For several years, the suggestion that there is positive feedback between atmospheric temperature (T) and carbon-dioxide concentration (CO2) has dominated the scientific literature, and has become a fundamental assumption of climate science. Alternatively, the relationship between T and CO2 might be one of equilibrium. We can test models of each type by comparison with the Vostok record, first published by Petit, et al. (1999).
T and CO2 appear to have been in equilibrium until about 3,000 BCE.
Over the 5,000 years since then, CO2 has risen increasingly above its natural equilibrium. By 1,800 CE, CO2 had risen to a level comparable to the highest in the Vostok record.
During this time, T declined at a rate of 0.1 °C per thousand years,
indicating again that CO2 has no apparent effect on T. The trends of this 5,000-year interval of excess
CO2 are consistent with the equilibrium model, in which T is independent of CO2.
The last 5,000 years are trivial compared to the 420,000 years of the Vostok record; of even less significance are the last 1,200 years. However, climate science has put great emphasis on the features of this interval, even though they fit within the noise-envelope. The “medieval warm period” spanned 800 CE to 1,200 CE; Vostok shows it wasn’t really warm, but wasn’t really cold either. The “little ice age” followed (although average T was barely lower), and ended after the low of -1.84 °C around 1,770 CE. By the early 1800s, T was higher than it is at present, and it has fluctuated within levels typical of the last 11,000 years since then.

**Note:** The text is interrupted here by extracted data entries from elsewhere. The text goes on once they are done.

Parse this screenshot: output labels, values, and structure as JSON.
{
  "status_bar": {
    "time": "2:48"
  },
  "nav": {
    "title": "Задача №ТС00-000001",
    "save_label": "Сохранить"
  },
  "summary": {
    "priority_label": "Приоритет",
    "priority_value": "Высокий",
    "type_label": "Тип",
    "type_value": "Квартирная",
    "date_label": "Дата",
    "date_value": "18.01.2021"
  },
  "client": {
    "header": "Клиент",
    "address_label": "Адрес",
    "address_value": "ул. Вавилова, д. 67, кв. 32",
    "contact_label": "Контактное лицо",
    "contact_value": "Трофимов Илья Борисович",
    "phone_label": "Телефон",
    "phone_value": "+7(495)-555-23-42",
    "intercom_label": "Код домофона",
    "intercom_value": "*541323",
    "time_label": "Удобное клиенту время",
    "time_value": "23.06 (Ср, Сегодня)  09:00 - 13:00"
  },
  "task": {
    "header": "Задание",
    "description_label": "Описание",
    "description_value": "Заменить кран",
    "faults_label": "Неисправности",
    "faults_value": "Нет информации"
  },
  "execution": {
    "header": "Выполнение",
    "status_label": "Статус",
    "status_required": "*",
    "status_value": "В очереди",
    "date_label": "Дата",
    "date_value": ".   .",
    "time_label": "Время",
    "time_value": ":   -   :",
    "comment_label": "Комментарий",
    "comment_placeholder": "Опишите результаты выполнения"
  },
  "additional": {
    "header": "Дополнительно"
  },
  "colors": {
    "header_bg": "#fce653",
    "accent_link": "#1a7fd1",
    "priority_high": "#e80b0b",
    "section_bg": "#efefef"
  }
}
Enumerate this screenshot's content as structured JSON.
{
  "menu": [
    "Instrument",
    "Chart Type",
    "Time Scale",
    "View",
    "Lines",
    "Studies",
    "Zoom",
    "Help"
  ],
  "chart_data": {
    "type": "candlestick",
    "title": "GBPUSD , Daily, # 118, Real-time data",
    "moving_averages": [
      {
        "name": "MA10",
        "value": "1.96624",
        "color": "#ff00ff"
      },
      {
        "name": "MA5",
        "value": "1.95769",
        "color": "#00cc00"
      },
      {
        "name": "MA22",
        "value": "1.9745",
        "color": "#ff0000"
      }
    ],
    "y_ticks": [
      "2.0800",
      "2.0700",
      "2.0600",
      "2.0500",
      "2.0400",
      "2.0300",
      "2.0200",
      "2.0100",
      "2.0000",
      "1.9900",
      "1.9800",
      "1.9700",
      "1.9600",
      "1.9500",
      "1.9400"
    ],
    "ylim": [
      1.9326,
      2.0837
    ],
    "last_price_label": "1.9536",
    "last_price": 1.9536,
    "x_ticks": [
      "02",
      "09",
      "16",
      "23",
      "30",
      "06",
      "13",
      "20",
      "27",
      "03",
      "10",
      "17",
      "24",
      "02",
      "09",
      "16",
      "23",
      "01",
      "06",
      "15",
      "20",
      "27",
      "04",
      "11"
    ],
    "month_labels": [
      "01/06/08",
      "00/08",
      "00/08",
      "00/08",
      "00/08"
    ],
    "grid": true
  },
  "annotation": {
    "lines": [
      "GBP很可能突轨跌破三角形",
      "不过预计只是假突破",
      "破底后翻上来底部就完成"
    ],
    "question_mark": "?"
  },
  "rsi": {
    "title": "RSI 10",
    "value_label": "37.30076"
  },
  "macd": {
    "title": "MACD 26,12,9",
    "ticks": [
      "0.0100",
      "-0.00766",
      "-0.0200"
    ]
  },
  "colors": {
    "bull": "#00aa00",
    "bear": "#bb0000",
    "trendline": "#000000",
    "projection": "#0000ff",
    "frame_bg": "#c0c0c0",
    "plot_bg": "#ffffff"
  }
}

It is remarkable that climate hysteria should be based on noise-level changes in T over the last 200 years, which is an eye-blink in the Vostok record. It seems to be the superstition of our time.
In summary, the Vostok record indicates that CO2 is in lagged equilibrium with T and that, for the range of T in Vostok, the dependency of CO2 on T is essentially linear. Unnaturally high CO2 for the last 5,000 years has had no apparent effect on T. This empirical evidence supports a conclusion that there cannot be any significant feedback between CO2 and T. Such feedback would cause predicted T and CO2 to show fundamental disagreement with the lag, spectrum and amplitudes evident in the Vostok record.